PORTLAND – Transportation leaders project that the amount of freight moving by train will double by 2020, putting stress on the region's already busy rail and highway systems.

Truck and barge traffic also will grow, although not at the rate predicted for rail, a transportation consultant told the Port of Portland Commission this week. The growth signals an improving economy and also points up the need to address issues such as crowding in the "Portland triangle," where train volumes already exceed capacity.

Cambridge Systematics transportation consultant Lance Grenzeback said this is a good time to talk about such concerns.

Grenzeback pointed out that the Class One railroads, including the Union Pacific Railroad and the Burlington Northern Santa Fe Railway, although stable and competitive, lack the funds to invest in hugely expensive improvements to infrastructure, from new rail lines to new equipment.

Jay Waldron, president of the port commission, said that while he feels well-informed about air and maritime matters, Grenzeback's report pointed out gaps in his railway knowledge.

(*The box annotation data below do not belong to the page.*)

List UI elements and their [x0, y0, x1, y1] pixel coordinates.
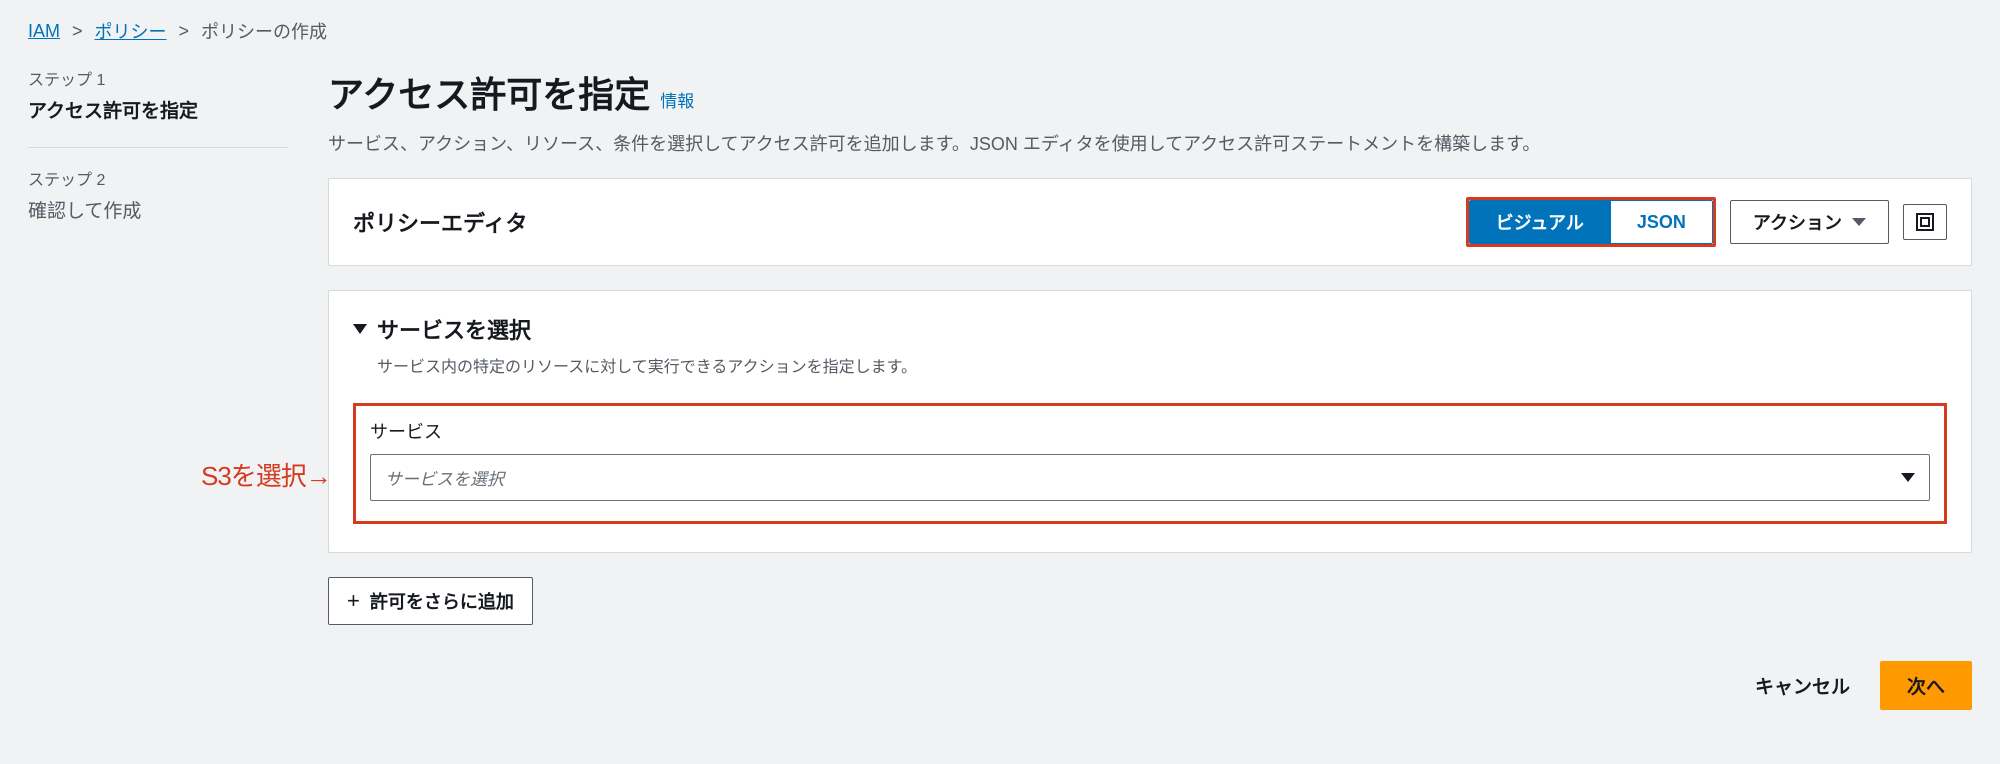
section-description: サービス内の特定のリソースに対して実行できるアクションを指定します。 — [353, 353, 1947, 377]
editor-mode-toggle: ビジュアル JSON — [1466, 197, 1716, 247]
steps-sidebar: ステップ 1 アクセス許可を指定 ステップ 2 確認して作成 — [28, 66, 288, 710]
plus-icon: + — [347, 590, 360, 612]
page-description: サービス、アクション、リソース、条件を選択してアクセス許可を追加します。JSON… — [328, 130, 1972, 156]
actions-label: アクション — [1753, 209, 1842, 235]
chevron-right-icon: > — [179, 21, 190, 42]
chevron-down-icon — [1901, 473, 1915, 482]
cancel-button[interactable]: キャンセル — [1743, 661, 1862, 710]
info-link[interactable]: 情報 — [660, 87, 694, 112]
step-divider — [28, 147, 288, 148]
breadcrumb-current: ポリシーの作成 — [201, 18, 327, 44]
add-permission-button[interactable]: + 許可をさらに追加 — [328, 577, 533, 625]
breadcrumb-iam[interactable]: IAM — [28, 21, 60, 42]
policy-editor-panel: ポリシーエディタ ビジュアル JSON アクション — [328, 178, 1972, 266]
step-label: ステップ 1 — [28, 66, 288, 90]
step-label: ステップ 2 — [28, 166, 288, 190]
highlighted-field: S3を選択→ サービス サービスを選択 — [353, 403, 1947, 524]
breadcrumb: IAM > ポリシー > ポリシーの作成 — [28, 18, 1972, 44]
step-1[interactable]: ステップ 1 アクセス許可を指定 — [28, 66, 288, 137]
main-content: アクセス許可を指定 情報 サービス、アクション、リソース、条件を選択してアクセス… — [328, 66, 1972, 710]
select-placeholder: サービスを選択 — [385, 465, 504, 490]
service-panel: サービスを選択 サービス内の特定のリソースに対して実行できるアクションを指定しま… — [328, 290, 1972, 553]
json-mode-button[interactable]: JSON — [1611, 200, 1713, 244]
breadcrumb-policies[interactable]: ポリシー — [95, 18, 167, 44]
footer-actions: キャンセル 次へ — [328, 661, 1972, 710]
actions-dropdown-button[interactable]: アクション — [1730, 200, 1889, 244]
visual-mode-button[interactable]: ビジュアル — [1469, 200, 1611, 244]
chevron-right-icon: > — [72, 21, 83, 42]
service-select[interactable]: サービスを選択 — [370, 454, 1930, 501]
expand-button[interactable] — [1903, 204, 1947, 240]
annotation-text: S3を選択→ — [201, 456, 331, 493]
next-button[interactable]: 次へ — [1880, 661, 1972, 710]
collapse-toggle-icon[interactable] — [353, 324, 367, 334]
step-title: 確認して作成 — [28, 196, 288, 223]
step-2[interactable]: ステップ 2 確認して作成 — [28, 166, 288, 237]
panel-title: ポリシーエディタ — [353, 206, 527, 238]
fullscreen-icon — [1916, 213, 1934, 231]
service-field-label: サービス — [370, 418, 1930, 444]
section-title: サービスを選択 — [377, 313, 531, 345]
step-title: アクセス許可を指定 — [28, 96, 288, 123]
caret-down-icon — [1852, 218, 1866, 226]
page-title: アクセス許可を指定 — [328, 66, 650, 118]
add-permission-label: 許可をさらに追加 — [370, 588, 514, 614]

Port commissioners plan to hold a lengthier session to focus on the future of rail freight.

Some 19.5 million tons of freight, from chemicals and farm products to merchandise, now come to the state annually by rail. Some 13.5 million tons of Oregon products, including lumber, pulp and paper, and foods, are shipped out of the state.

Trucks transport roughly four times as much freight as rail, and barges on the Columbia and Snake rivers handle about a fourth as much, but neither mode is forecast to see the same level of growth as trains.